From what I can tell, packing was not originally specified for these, they found their mistake later, and explicitly specified the old packing so they wouldn't have similar unpleasant surprises in the future. Look at the blame on openvr.h, you can find where they added those pragmas which hints at what happened. I really don't understand why -- they're already not caring at all about ABI, doing their versioning thing, just change the packing, bump the ABI versions and call it a day. Well, in any case, we're stuck with it.
You want more fun? There's a handful of overlay-related structs that don't have explicit packing :) Here we go again!
Yeah, that was fun. Ultimately, GCC actually did most of the work. Surprisingly enough, it can cleanly mix the two if you set the right attributes (ms_abi / sysv_abi / thiscall etc).
It doesn't QUITE get it right though; it puts the this-pointer and the return value pointer (for returning a struct/class/etc) in the wrong order/registers/etc, requiring the hairy "ERP hack" explained in WOVR's README.
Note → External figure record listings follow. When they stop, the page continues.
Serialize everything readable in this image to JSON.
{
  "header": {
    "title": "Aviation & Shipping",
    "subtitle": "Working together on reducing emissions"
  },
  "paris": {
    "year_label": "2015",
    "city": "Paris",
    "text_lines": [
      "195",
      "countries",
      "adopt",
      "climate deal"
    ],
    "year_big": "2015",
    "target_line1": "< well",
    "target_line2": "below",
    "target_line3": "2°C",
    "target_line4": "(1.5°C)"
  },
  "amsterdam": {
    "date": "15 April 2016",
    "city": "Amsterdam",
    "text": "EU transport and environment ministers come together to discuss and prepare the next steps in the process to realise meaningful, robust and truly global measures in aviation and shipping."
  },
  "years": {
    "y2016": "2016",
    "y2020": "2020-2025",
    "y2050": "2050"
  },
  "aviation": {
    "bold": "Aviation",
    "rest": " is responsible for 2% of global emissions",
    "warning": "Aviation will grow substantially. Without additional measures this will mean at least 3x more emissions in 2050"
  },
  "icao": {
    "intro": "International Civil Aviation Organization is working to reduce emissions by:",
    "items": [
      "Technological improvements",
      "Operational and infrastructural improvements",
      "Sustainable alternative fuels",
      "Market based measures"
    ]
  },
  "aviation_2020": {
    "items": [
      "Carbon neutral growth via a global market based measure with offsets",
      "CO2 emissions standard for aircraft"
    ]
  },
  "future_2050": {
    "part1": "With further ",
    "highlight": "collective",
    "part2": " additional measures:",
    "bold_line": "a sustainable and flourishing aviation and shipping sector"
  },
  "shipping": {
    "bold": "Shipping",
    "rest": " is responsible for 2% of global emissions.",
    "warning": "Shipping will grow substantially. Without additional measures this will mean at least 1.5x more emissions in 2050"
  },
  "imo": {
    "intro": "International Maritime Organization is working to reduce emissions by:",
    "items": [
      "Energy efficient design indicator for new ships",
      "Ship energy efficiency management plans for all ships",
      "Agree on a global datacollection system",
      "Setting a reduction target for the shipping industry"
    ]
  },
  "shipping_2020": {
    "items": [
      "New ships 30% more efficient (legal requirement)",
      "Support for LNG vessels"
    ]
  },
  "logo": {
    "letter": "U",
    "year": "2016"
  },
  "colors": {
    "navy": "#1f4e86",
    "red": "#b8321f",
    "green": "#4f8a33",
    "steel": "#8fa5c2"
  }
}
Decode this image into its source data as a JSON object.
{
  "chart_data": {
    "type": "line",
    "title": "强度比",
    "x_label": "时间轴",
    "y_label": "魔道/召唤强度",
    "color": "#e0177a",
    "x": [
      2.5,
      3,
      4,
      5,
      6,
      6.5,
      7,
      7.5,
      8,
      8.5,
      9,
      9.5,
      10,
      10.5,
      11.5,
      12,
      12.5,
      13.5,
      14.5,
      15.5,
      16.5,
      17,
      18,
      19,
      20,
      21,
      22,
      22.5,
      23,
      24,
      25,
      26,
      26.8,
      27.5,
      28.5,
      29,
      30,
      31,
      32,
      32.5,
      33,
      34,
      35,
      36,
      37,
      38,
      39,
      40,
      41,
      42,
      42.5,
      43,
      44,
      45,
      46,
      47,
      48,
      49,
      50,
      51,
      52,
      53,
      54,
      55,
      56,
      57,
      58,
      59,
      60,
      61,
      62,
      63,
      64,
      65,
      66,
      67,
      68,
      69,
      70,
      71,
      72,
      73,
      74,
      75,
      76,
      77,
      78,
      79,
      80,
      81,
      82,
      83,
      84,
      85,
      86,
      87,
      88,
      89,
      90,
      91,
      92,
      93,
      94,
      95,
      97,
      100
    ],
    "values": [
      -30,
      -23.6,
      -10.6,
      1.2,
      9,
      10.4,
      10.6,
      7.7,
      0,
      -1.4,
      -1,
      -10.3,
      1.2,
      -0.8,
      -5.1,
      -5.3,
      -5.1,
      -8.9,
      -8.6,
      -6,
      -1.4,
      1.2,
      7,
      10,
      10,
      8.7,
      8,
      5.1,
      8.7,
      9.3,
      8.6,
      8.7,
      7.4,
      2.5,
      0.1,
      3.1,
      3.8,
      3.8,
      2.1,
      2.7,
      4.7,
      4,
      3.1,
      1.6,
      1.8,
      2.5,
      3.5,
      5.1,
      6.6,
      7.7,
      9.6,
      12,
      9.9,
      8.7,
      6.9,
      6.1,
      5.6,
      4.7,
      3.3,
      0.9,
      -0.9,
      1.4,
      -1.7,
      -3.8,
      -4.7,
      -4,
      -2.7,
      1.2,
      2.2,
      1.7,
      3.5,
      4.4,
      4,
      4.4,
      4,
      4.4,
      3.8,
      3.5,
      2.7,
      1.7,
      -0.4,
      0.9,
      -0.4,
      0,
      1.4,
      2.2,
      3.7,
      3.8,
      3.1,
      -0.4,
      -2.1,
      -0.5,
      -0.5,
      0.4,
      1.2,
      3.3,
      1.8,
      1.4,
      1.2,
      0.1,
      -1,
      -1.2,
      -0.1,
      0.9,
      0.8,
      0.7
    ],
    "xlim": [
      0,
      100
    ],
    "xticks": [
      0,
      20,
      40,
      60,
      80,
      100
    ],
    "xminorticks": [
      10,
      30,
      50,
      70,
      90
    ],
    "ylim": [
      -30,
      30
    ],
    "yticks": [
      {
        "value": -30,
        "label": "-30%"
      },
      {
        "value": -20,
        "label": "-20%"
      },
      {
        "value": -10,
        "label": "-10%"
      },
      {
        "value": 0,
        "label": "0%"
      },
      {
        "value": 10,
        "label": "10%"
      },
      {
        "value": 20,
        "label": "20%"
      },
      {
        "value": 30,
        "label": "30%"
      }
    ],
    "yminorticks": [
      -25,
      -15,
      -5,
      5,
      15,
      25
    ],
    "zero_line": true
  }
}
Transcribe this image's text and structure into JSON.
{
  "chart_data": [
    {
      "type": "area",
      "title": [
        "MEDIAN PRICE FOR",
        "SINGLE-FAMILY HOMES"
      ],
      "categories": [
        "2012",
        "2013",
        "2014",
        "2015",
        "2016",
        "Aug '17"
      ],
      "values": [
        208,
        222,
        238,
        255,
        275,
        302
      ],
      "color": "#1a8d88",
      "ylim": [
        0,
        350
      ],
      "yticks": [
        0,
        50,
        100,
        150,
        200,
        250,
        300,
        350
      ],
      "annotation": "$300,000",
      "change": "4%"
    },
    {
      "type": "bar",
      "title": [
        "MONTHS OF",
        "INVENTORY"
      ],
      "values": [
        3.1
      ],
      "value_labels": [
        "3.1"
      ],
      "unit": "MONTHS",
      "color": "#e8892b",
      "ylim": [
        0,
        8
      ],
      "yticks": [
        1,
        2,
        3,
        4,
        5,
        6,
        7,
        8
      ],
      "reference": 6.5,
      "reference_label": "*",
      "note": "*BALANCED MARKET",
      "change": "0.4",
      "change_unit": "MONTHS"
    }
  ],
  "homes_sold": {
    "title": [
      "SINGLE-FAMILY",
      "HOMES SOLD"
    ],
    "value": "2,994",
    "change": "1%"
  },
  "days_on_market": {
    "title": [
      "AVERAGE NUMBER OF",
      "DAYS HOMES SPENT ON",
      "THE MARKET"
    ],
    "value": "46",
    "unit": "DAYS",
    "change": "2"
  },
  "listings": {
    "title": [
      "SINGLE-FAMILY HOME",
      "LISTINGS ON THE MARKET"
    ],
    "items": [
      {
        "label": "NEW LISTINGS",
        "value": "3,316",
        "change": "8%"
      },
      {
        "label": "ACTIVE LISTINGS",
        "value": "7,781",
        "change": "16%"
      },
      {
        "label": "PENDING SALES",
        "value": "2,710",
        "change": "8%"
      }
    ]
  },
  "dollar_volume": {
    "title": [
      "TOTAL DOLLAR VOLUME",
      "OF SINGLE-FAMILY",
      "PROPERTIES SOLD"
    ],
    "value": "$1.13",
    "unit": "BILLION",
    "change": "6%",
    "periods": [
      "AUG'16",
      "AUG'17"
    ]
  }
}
Bought just now as a thank you. ;)
Interesting. I had to do something like that to get leaderboards etc working back in the day. I didn't need returns until they actually added a C API (which I ended up using), presumably for unity bindings , so I didn't look into returns. Returns are also the reason I can't just use the OpenVR C++ headers on Windows.
Looking at your readme - here's another gotcha, not sure if you're aware of it or if OpenVR has overloads - MSVC re-orders overloaded members in backwards order in the vtable. I.e. all overloads had to be put in opposite order. Luckily overloads I had to deal with were all together. I don't know what MSVC does if there's something in-between overloads.
@EndeavourAccuracy Thanks / you're welcome!